Parece sacado de otro tiempo pero funciona en presente y rezuma futuro. Un horno con 90 años. Un relevo generacional infrecuente. Unos horarios impensables. Un solo producto. Un obrador invisible desde la calle. Acceso a través de una vivienda.

Cada detalle parece arcaico, incompatible con los tiempos del comercio digital. Contra cualquier pronóstico ignorante, frente a cualquier prejuicio, el éxito, el afecto y las ventas son enormes. Han saltado los límites locales hace mucho tiempo. Cada vez llegan a zonas más lejanas.

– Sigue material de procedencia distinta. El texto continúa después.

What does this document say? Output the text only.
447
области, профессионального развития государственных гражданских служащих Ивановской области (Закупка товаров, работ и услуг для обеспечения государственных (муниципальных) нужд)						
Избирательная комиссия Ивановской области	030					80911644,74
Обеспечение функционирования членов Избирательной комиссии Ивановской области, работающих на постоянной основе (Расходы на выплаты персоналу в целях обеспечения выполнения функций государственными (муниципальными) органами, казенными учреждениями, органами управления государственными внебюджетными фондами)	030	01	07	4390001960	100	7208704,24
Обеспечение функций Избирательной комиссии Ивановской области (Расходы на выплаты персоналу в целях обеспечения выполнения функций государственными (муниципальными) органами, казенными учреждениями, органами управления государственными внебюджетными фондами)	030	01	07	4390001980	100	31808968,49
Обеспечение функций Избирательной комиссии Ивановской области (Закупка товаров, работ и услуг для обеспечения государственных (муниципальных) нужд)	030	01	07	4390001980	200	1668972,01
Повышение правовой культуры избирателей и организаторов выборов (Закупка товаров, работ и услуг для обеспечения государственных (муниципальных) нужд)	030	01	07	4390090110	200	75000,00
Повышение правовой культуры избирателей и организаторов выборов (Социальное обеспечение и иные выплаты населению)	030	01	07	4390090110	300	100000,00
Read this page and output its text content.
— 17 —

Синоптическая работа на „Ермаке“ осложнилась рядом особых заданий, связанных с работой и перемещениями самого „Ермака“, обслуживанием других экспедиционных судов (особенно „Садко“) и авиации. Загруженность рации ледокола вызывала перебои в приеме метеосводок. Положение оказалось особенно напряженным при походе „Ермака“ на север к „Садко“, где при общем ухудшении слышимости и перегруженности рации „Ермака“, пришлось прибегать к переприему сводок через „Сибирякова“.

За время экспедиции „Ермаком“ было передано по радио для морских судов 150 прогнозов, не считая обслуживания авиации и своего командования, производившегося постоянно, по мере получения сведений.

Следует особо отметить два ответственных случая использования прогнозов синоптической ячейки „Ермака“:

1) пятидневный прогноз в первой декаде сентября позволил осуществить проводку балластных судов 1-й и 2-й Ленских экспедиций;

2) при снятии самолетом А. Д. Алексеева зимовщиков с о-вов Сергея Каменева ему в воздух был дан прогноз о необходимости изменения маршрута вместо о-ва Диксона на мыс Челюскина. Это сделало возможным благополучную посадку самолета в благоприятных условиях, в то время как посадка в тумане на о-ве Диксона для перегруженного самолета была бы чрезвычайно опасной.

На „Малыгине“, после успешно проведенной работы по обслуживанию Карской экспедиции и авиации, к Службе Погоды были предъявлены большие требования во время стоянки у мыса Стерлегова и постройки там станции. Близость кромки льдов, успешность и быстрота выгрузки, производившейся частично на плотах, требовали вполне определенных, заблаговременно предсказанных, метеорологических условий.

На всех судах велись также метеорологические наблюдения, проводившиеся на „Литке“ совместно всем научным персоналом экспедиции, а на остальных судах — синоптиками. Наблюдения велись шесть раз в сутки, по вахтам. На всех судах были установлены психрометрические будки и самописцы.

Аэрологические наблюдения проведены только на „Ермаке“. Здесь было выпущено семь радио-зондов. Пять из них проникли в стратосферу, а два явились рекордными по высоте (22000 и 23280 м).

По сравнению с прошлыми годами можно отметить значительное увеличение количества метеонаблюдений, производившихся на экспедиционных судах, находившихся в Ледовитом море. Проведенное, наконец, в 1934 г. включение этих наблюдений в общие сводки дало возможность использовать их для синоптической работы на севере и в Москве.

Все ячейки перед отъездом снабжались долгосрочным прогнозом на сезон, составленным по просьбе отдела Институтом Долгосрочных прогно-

En muchas localidades andaluzas y españolas, de diverso tamaño, hasta hace unos 25 años, aún era posible comprar un bollo, dulce o no, una palmera de hojaldre o una pieza de pan tras penetrar por un portal estrecho, sin identificación comercial, que conducía hasta las máquinas, sin mostrador, bajo los fluorescentes, entre blancura de harina, mandiles y gorros.

Las hermanas Morato preparan una nueva jornada que suele arrancar antes de las 11 de la noche.  JUAN CARLOS TORO

Esa escena, que muchos por encima de la cuarentena recuerdan en primera persona -a la ida o a la vuelta del colegio, un desayuno, una merienda cualquiera- sobrevive en Puerto Serrano a punto de comenzar el año 2025. El pueblo que sirve de puerta Suroeste a la Sierra de Cádiz conserva este ritual con enorme respaldo gracias a la familia Morato.

Juan Jesús es el nieto del fundador del horno ubicado en la calle Ronda. Con orgullo legítimo señala la boca del viejo horno: "Tenemos papeles y documentos de 1938 pero unos años antes ya funcionaba, ya se hacía pan aquí. Tiene casi 90 años", afirma mientras lo mira.

En un espacio cercano, una pequeña pila de troncos, el único combustible. "Intentamos que la madera sea de olivo. La gran mayoría de veces la leña es de olivo, sólo cuando no hay disponible utilizamos de otros árboles". Puede que sea otro de los secretos de un sabor milenario, puro, inconfundible y buscado con afán por la clientela.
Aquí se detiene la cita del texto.